Re-register a removed backward hook within the backward function

Hi!

I wonder if there is a way to re-register the same backward hook handle after we have removed it? Specifically, my layer’s custom backward function needs to use the Jacobian information of the output, and one way of doing this is:

class MyLayer(nn.Module):
        def __init__(self, ...):
                ...  
                self.hook = None

	def forward(x):
		x.require_grad_()
		y = self.net(x)

		def backward_hook(grad):
			if self.hook is not None:
				self.hook.remove()
			return autograd.grad(y, x, grad)[0]

		self.hook = y.register_hook(backward_hook)
		return y

In the code above, the self.hook.remove() is needed because otherwise the autograd.grad(y,x,...) would recursively call the backward_hook function. When I have one loss per training iteration and backprop through it, everything works fine.

However, one obvious drawback of the implementation above is that if I have two losses, loss1(y) and loss2(y) that both depends on the output y, and if I do

loss1(y).backward()
loss2(y).backward()

the second loss’ (i.e., loss2) backward pass will not go through the backward_hook function because I have already removed the handle when I call loss1(y).backward(). And that is not an expected behavior. (For example, if I do gradcheck, this problem will occur.)

One way to work around this issue is by cloning and detaching the x and y in the layer; i.e.,

class MyLayer(nn.Module):
	def forward(x):
		y = self.net(x)

		xc = x.clone().detach().requires_grad_()
		yc = self.net(xc)
		def backward_hook(grad):
			return autograd.grad(yc, xc, grad)[0]

		y.register_hook(backward_hook)
		return y

But this requires calling self.net(xc) again, which adds computational and memory costs. I wonder if there’s a way that we can re-register the hook after we have already removed it (as in the first code block), so that the custom backward pass works even if we call it multiple times, and we don’t need to clone anything?

Thanks!

Hi,

I don’t think I can thing of a “safe” way to do that. Mainly because you will have to change the state of the Module while the backward is running to avoid the infinite recursion.
So calling two backward concurrently will always do something bad.

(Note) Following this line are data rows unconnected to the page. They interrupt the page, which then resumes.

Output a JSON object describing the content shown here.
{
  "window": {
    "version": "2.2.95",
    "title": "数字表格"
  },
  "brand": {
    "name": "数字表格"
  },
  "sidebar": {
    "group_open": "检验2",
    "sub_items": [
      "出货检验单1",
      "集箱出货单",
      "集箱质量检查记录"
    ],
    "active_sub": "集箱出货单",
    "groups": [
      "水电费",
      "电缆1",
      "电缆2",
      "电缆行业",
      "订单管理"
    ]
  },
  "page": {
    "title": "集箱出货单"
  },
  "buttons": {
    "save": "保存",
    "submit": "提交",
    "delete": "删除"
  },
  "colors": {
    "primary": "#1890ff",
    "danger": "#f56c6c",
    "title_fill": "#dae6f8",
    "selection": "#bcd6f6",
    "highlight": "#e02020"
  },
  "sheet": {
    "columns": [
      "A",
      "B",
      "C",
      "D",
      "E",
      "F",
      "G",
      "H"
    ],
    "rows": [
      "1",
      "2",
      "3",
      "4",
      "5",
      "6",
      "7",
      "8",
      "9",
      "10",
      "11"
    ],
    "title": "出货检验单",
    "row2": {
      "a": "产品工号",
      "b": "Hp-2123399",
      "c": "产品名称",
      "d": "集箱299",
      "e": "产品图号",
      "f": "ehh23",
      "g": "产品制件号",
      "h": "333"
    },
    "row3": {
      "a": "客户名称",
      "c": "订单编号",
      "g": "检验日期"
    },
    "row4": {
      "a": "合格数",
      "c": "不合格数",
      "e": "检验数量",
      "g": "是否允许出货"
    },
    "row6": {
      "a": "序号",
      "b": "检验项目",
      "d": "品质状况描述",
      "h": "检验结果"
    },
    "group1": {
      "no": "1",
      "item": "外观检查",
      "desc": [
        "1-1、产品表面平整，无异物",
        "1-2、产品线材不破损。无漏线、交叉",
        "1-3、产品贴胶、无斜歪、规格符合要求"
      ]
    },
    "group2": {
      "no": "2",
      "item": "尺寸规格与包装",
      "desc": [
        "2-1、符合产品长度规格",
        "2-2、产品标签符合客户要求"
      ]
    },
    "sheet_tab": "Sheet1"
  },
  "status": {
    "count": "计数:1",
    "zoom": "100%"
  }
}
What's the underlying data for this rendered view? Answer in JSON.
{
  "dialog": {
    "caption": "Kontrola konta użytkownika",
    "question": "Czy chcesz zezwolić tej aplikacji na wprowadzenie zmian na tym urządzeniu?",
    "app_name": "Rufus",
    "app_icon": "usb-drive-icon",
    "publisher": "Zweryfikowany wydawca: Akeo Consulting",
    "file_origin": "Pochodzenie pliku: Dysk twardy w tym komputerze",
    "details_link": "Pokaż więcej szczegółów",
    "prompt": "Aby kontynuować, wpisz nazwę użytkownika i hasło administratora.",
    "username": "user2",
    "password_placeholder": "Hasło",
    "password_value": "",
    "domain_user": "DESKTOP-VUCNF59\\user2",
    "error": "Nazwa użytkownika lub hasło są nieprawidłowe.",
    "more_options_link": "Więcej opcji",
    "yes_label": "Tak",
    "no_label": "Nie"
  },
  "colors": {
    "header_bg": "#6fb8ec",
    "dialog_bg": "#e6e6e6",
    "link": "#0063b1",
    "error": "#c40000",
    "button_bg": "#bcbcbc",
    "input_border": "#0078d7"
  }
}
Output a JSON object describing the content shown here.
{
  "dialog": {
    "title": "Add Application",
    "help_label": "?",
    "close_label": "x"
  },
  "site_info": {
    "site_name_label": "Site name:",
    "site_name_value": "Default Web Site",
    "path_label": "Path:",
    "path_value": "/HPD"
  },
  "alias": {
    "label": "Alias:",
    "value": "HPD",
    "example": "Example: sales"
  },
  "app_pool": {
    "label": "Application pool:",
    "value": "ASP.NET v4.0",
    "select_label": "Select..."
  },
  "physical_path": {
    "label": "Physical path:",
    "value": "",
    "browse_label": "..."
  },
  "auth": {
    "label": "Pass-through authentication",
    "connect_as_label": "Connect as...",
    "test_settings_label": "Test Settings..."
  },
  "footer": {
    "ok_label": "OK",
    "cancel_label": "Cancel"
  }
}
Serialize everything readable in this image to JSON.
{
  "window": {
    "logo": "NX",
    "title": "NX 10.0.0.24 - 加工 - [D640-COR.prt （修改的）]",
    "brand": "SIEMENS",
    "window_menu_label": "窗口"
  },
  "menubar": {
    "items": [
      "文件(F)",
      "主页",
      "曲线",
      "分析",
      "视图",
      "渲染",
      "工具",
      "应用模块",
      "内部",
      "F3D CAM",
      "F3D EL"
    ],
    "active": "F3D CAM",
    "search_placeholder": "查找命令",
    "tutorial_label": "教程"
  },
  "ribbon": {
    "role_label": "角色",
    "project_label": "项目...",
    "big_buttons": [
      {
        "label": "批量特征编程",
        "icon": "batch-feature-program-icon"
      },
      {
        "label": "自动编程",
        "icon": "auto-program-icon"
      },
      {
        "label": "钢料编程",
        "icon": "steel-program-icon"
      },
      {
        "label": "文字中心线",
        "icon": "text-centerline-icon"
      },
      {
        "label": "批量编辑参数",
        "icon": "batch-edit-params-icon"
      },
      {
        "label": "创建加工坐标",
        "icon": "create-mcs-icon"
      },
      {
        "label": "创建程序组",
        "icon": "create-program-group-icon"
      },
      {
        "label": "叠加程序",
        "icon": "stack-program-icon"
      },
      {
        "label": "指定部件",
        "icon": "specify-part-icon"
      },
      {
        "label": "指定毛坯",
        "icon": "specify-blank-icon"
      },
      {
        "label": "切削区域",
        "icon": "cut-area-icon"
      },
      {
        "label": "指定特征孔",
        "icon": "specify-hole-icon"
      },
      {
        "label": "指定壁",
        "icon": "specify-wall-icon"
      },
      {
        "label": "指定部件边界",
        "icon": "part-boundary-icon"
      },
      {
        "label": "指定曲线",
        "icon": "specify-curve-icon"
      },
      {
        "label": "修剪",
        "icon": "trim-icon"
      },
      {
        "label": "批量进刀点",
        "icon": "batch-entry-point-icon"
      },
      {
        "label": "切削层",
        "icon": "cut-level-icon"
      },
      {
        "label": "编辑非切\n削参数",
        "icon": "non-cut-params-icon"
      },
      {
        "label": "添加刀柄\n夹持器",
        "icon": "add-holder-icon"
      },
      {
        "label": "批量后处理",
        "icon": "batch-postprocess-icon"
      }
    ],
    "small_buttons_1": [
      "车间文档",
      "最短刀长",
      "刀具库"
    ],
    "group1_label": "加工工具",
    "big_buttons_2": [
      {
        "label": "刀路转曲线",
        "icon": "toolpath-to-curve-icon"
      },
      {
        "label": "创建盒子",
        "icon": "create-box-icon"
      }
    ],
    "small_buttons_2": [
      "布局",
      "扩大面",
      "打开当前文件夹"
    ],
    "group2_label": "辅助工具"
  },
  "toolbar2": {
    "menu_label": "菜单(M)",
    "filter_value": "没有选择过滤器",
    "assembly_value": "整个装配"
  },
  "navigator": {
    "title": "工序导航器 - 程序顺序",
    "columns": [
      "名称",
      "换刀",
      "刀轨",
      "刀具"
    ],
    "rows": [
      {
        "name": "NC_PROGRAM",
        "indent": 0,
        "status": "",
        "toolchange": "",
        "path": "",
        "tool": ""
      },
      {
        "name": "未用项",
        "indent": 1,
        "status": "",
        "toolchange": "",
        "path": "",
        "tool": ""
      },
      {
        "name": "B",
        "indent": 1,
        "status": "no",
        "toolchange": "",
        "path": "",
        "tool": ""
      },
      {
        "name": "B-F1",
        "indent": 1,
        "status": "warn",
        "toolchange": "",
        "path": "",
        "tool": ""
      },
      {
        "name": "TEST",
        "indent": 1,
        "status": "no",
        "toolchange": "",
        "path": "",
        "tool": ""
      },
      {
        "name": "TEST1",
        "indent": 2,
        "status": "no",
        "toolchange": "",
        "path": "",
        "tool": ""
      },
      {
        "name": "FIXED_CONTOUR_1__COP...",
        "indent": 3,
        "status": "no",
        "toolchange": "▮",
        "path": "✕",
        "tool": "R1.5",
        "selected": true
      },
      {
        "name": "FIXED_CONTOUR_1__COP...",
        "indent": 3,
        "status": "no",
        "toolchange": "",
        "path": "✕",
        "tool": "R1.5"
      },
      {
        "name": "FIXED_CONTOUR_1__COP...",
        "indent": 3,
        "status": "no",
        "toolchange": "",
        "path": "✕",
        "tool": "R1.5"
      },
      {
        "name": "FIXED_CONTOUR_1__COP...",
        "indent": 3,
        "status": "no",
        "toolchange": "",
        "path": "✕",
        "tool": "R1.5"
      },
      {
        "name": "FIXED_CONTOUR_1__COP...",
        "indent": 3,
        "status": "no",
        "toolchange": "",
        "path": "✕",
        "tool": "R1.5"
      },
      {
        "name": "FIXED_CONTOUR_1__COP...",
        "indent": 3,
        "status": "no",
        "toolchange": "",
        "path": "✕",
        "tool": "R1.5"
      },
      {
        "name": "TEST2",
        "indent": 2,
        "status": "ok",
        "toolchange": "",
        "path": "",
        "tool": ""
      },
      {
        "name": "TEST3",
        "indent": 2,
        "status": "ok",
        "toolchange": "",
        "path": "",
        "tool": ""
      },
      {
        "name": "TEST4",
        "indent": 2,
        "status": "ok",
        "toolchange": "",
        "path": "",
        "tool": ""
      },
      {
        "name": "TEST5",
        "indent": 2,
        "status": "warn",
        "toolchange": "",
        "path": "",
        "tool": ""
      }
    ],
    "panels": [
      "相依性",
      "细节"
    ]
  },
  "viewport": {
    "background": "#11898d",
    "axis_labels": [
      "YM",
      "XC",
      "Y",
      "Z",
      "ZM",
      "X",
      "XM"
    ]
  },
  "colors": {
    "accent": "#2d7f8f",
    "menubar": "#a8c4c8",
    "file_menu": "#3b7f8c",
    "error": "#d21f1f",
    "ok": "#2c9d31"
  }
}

Assuming that you never do concurrent backwards, you can set a flag on the Module to know if this is the “top” backward or not:

class MyLayer(nn.Module):
        def __init__(self, ...):
                ...  
                self.in_backward = False

	def forward(x):
		x.require_grad_()
		y = self.net(x)

		def backward_hook(grad):
			if self.in_backward:
                # If we're already in backward, do nothing
				return grad
			return autograd.grad(y, x, grad)[0]

		y.register_hook(backward_hook)
		return y